Solution: The Architect's design document now includes a "Cross-Domain Naming Convention" section that specifies the canonical name for each concept (e.g., "review" not "code_review" or "ai_review") and the expected transformation rules for each language. Each domain Coder's system prompt references this section.

Results After One Year

After twelve months of iterative development, DevForge's ten-agent system produces measurable improvements:

Metric	Single Agent (Month 1)	Core Four (Month 6)	Ten Agents (Month 12)
Bugs found before merge	30% of total	65% of total	88% of total
Security issues found	Rare	60% catch rate	92% catch rate
Avg. pipeline cost per feature	$0.40 \| $1.80	$5.20 (with tiering)
Avg. pipeline time	3 min	10 min	14 min
Human review time per feature	45 min	25 min	12 min
Production incidents per quarter	8	4	1

The most significant impact is on production incidents. Going from 8 incidents per quarter to 1 saves far more engineering time and customer trust than the pipeline costs consume. The single production incident in the most recent quarter was an infrastructure issue unrelated to code quality.

Human review time drops from 45 minutes to 12 minutes because human reviewers now focus on business logic correctness and architectural judgment -- the things agents cannot yet do well -- rather than checking for security vulnerabilities, performance issues, test coverage, and style compliance, which the agents handle comprehensively.

Key Takeaways from the Scaling Journey

Scale incrementally.
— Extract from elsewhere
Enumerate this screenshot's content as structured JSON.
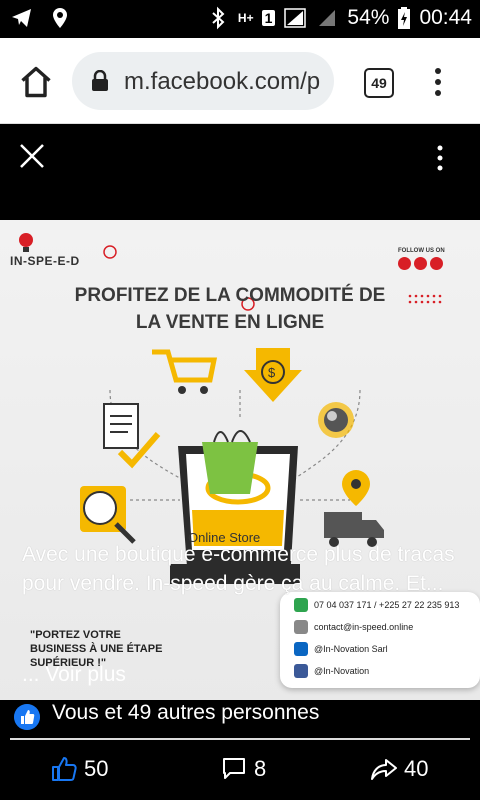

Starting with ten agents would have been overwhelming. Each stage solved specific problems identified from the previous stage, and the team had time to learn the coordination patterns before adding complexity.

Match agents to pain points. Every new agent was added because of a specific, documented problem. The Security Agent was added after security issues slipped through. The Database Agent was added after a near-miss with a locking migration. The domain-specific Coders were added when cross-domain features revealed quality gaps. Never add agents speculatively.

Invest in orchestration infrastructure. The orchestration layer -- dynamic team composition, parallel execution, conflict resolution, monitoring dashboard -- is as important as the agents themselves. Without it, ten agents would produce chaos rather than quality.

Monitor ruthlessly. Cost tracking, quality metrics, and execution traces are essential for understanding whether each agent earns its keep. Two months after adding the Performance Agent, the team evaluates its impact and confirms that it catches an average of 1.8 significant performance issues per week -- well worth its cost.

Maintain escape hatches. Not every feature runs through the ten-agent pipeline. Emergency hotfixes go through a single-agent fast path. Experimental prototypes skip the security and performance review. The system is flexible enough to match the process to the situation, not the other way around.